Asimov used these rules as a foundation for many of his stories, revolving around the ways the laws interacted with each other to produce strange or unexpected behavior in his intelligent robots. However, while “Callaghan’s Laws” show how important Professor Callaghan is to the world of Big Hero 6, it’s Asimov’s laws that drive a lot of the events later in the movie. Baymax violates the first law once Hiro removes his medical chip. Once Baymax knows what happens when the medical chip is removed, he refuses to let Hiro remove it a second time, showing the second law in action. The way the third law figures into the plot is left as an exercise for the reader.
THE HAMADAS’ PATERNAL GRANDPARENTS
At the beginning of the movie after Aunt Cass and the Hamada boys have returned to their home, Aunt Cass passes by a photo in the hallway of their house. Click the still below to enlarge: it’s the color photo on the left side of the screen of two adults and one younger man.
Later in the movie, when Hiro is trying to hide Baymax upstairs, there’s a similar photo on the wall over his left shoulder (on screen right). This photo is a sepia-toned photo of two adults and one younger man.

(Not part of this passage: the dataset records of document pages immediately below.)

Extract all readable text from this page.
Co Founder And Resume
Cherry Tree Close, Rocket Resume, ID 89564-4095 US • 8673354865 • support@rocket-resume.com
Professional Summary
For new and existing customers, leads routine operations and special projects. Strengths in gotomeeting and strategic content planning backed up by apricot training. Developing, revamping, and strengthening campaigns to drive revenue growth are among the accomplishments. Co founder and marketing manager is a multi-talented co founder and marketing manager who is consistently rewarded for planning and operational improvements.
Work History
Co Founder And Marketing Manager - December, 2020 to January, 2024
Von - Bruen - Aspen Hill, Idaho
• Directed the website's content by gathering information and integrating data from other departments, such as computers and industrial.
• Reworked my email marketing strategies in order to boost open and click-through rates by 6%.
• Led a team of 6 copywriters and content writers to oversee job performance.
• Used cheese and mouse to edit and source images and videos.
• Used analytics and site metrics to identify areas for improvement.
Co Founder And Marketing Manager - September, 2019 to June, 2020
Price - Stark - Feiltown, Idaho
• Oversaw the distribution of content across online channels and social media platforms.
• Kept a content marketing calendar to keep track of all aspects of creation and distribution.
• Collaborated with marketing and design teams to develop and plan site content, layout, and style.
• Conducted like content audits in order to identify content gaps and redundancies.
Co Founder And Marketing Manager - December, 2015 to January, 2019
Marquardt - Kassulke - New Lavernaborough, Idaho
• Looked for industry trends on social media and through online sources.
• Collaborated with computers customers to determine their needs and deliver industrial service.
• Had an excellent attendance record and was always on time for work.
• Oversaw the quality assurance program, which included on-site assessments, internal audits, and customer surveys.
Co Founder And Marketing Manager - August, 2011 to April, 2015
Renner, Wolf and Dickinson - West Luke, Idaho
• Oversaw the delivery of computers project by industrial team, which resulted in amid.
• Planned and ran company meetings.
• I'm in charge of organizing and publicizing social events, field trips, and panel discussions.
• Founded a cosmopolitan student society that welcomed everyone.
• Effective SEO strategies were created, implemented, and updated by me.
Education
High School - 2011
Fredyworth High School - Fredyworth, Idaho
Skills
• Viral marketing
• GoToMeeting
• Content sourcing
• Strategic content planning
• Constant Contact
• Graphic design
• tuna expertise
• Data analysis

This is a composite of both photos side-by-side, with the one that appears earlier in the movie lightened up a bit to make it a little clearer:
I think we’re looking at Tadashi and Hiro’s paternal grandparents. I think the photo on the left is their father as a boy in a photo with his parents. In the photo on the right, the two adults are in exactly the same position (down to the man’s hand on the woman’s shoulder), and you can just make out the same eyeglasses and mustache on the man and hairstyle on the woman. The difference is that they’re clearly older in the second photo, with the woman’s gray hair being the biggest giveaway. However, the boy in the photo seems to be the same age, so I suspect that’s little Tadashi as a child with his grandparents.
The Easter Egg bonus features also point out Mochi dressed in a Stitch costume in the photo on screen-left; one of many Disney references that they show off in that bonus feature.
WHAT’S ON AUNT CASS’ COUNTER?
This isn’t anything important. I just like the jars that Aunt Cass has on her counter, just under her left arm in the shot below.
HOW TO TELL WHEN THE GANG IS IN TROUBLE
One of my favorite scenes in the movie comes about halfway through, when the super-team-to-be has to make an escape from Yokai and the microbots in what I assume is Wasabi’s tiny car. Once Go Go shoves Wasabi aside and takes the wheel, you’ll notice that her face almost never changes from her intensely focused scowl.
If you’re watching closely enough, you get the briefest hint that they’re in real trouble when her stoic expression changes, registering surprise followed by panic right before they drive off the pier.
All 4 of Tadashi’s college friends get some great reaction shots during the movie. Keep an eye on the ones in the background.
When Baymax gets upgraded and takes Hiro on their first flight through the city, the pair shoot past a small street ramen cart (and yes, that’s what the sign says in katakana), where a police officer is just sitting down for a snack.
As Baymax shoots by, his pressure wave blows the hat off the officer, revealing the world-weary duty sergeant who they met earlier in the movie (“A man in a Kabuki mask attacked you with an army of miniature flying robots…”). Considering that Disney’s latest CGI crowd systems can supposedly generate over 600,000 unique characters, they didn’t just recycle that character model because they didn’t have the resources.
“I’M NEVER RIDING THE BUS AGAIN”
One last amusing bit. Once their flight is over, watch what Baymax does when he and Hiro are sitting on top of the electrical windmill balloon.
There’s no reason for him to start twitching his legs the way Hiro is, and he only does it because he sees Hiro do it. It’s just a throwaway tic that they added into the scene to show how Hiro is rubbing off on him, just as Baymax adopts Hiro’s “Sick!” as a positive adjective as well as Hiro’s phrase, “It is just an expression.”